Pulse oximetry devices intended for medical use in the United States are required to undergo clinical testing for accuracy. Premarket assessment guidance issued in 2013 recommended the evaluation of performance in subjects with different skin pigmentation. Specifically, desaturation studies should include 10 or more healthy subjects that vary in age and gender, include 200 or more paired observations of SpO2-SaO2, and for the study subjects to have a range of skin pigmentation, including at least 2 darkly pigmented subjects or 15% of the study group, whichever is larger [23]. Pulse oximeters approved for use by the US Food and Drug Administration are expected to have a 2–3% root mean square accuracy of measurement at arterial blood gas saturations of 70–100%.6 The reported accuracy of the pulse oximetry technology used in this study exceeds this recommendation (1.4%) [10].

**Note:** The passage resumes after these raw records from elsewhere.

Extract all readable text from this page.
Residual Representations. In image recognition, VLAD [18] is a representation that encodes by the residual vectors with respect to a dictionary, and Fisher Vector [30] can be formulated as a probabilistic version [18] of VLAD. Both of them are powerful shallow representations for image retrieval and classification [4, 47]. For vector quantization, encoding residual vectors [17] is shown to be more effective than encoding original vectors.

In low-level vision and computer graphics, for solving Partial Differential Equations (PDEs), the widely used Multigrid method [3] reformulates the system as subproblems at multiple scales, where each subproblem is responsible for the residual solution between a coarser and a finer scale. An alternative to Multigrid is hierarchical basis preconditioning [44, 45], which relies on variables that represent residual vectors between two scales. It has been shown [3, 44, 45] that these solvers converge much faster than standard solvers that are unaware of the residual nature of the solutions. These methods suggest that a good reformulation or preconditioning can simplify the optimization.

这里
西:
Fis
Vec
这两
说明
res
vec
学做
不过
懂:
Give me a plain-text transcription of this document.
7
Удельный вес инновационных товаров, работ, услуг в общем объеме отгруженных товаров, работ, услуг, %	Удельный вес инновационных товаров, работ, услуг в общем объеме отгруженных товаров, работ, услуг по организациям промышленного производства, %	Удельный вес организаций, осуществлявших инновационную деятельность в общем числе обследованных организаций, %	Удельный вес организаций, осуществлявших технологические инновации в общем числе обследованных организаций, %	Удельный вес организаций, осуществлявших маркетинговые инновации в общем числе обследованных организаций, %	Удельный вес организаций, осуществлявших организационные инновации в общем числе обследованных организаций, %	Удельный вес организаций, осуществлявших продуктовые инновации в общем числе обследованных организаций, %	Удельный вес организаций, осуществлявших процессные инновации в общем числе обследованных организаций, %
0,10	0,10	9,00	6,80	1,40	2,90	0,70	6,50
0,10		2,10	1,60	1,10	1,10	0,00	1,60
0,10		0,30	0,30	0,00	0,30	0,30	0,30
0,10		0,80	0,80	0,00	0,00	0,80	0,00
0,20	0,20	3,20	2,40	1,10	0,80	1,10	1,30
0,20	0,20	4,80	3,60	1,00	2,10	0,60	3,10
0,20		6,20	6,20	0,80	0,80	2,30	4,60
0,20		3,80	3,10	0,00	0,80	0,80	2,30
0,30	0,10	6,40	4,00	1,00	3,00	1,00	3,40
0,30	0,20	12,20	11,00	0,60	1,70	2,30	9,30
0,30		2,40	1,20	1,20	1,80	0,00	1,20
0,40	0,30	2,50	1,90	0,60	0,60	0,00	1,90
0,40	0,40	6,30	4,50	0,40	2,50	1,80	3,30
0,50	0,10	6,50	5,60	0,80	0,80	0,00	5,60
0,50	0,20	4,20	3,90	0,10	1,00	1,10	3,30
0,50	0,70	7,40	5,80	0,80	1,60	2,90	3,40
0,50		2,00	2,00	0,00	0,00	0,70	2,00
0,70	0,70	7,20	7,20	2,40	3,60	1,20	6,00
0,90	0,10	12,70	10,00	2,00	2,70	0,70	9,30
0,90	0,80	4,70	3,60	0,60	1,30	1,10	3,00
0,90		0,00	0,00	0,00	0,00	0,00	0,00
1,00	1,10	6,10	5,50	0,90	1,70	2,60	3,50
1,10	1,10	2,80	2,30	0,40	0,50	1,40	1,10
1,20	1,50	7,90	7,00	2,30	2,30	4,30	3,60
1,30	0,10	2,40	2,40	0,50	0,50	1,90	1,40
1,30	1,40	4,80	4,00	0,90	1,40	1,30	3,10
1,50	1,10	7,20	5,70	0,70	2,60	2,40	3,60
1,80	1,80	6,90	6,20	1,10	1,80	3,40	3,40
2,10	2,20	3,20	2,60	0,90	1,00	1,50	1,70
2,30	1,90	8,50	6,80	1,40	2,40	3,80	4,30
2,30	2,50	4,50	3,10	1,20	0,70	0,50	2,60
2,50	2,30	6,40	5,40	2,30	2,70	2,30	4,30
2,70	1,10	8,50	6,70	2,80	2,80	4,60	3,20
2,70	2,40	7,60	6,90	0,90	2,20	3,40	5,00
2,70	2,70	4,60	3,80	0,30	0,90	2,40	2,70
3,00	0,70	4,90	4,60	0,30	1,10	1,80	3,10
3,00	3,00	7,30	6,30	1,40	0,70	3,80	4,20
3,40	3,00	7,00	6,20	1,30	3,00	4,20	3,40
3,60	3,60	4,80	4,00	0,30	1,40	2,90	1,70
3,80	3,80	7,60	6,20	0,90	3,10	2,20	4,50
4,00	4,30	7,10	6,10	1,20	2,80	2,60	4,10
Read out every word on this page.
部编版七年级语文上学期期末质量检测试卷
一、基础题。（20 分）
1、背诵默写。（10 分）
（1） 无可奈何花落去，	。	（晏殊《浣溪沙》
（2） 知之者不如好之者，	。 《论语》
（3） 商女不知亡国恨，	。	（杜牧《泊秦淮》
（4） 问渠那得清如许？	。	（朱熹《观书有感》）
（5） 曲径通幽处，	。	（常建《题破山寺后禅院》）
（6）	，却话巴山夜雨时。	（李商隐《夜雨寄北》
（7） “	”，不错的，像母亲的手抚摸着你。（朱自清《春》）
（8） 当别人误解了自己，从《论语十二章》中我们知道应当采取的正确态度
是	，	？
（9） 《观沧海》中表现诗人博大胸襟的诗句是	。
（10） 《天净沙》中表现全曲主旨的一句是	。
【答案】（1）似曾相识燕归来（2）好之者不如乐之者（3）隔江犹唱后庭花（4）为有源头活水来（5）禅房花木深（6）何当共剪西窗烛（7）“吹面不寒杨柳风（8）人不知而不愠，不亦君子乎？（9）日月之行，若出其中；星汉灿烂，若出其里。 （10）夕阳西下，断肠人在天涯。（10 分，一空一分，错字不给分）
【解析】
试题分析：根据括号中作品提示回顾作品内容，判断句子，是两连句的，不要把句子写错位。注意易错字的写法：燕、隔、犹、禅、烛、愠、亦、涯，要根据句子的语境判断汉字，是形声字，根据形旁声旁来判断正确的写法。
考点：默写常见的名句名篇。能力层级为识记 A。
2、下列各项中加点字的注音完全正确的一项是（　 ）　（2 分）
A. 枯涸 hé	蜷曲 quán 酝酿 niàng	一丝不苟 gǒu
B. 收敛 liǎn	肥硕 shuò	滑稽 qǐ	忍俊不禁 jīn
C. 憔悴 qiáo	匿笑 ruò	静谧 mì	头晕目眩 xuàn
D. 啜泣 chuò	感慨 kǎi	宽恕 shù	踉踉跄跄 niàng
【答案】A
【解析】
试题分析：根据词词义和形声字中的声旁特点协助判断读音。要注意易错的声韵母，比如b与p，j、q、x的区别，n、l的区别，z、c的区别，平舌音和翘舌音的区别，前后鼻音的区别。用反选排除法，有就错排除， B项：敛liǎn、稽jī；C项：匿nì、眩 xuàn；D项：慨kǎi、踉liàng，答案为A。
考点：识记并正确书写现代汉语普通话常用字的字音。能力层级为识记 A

Retrospective studies of the impact of skin color on the accuracy of pulse oximetry are compromised because skin color is not a standard part of the medical record and race is not a proxy for skin color. Graded scales such as the Massey-Martin scale allow for objective measurement of this variable. The Massey score, initially used in large surveys, has been subsequently used in studies evaluating skin color and its association with America’s racial hierarchy, economic status, and discrimination and has shown excellent reliability. [24,25,26,27,28,29] Utilizing this scale rather than self-reported race offers a graduated, objective characterization of skin pigmentation.

The findings of this study are distinguished from previous retrospective data reviews by the objective characterization of skin color in contrast to the use of race as a surrogate for this variable. Race is not binary and therefore necessitates a more nuanced scale to characterize skin tones. This data set reflects diverse clinical settings, but conclusions are limited to a single institution, with a single, advanced oximetry technology. Additional limitations also require consideration. Most prominent is the skew with smaller numbers of measurements in patients with darker skin tones. 90% of the measurements are from patients with Massey scores of 1–4. Additionally, the use of a single pulse oximeter precludes extrapolation to other devices. Lastly, as a retrospective study, the time-match for the SpO2 and SaO2 values is limited. Low saturations frequently occur during periods of dynamic physiologic change that are not well captured by the time-resolution of the EMR. Future evaluations designed to address these limitations could include prospective data collections with accurately time-matched samples. Study designs should also capture a wide and balanced distribution of skin tones.

In summary, this retrospective, single institution review did not find a clinically significant difference in the accuracy of pulse oximeters with respect to skin pigmentation. Ensuring the accuracy of pulse oximeters in all patient populations is critical for equitable care, as discrepancies in measurements can perpetuate biases in healthcare delivery. These data demonstrate that skin pigmentation may be an important variable to consider, but self-reported race is not a substitute for skin color.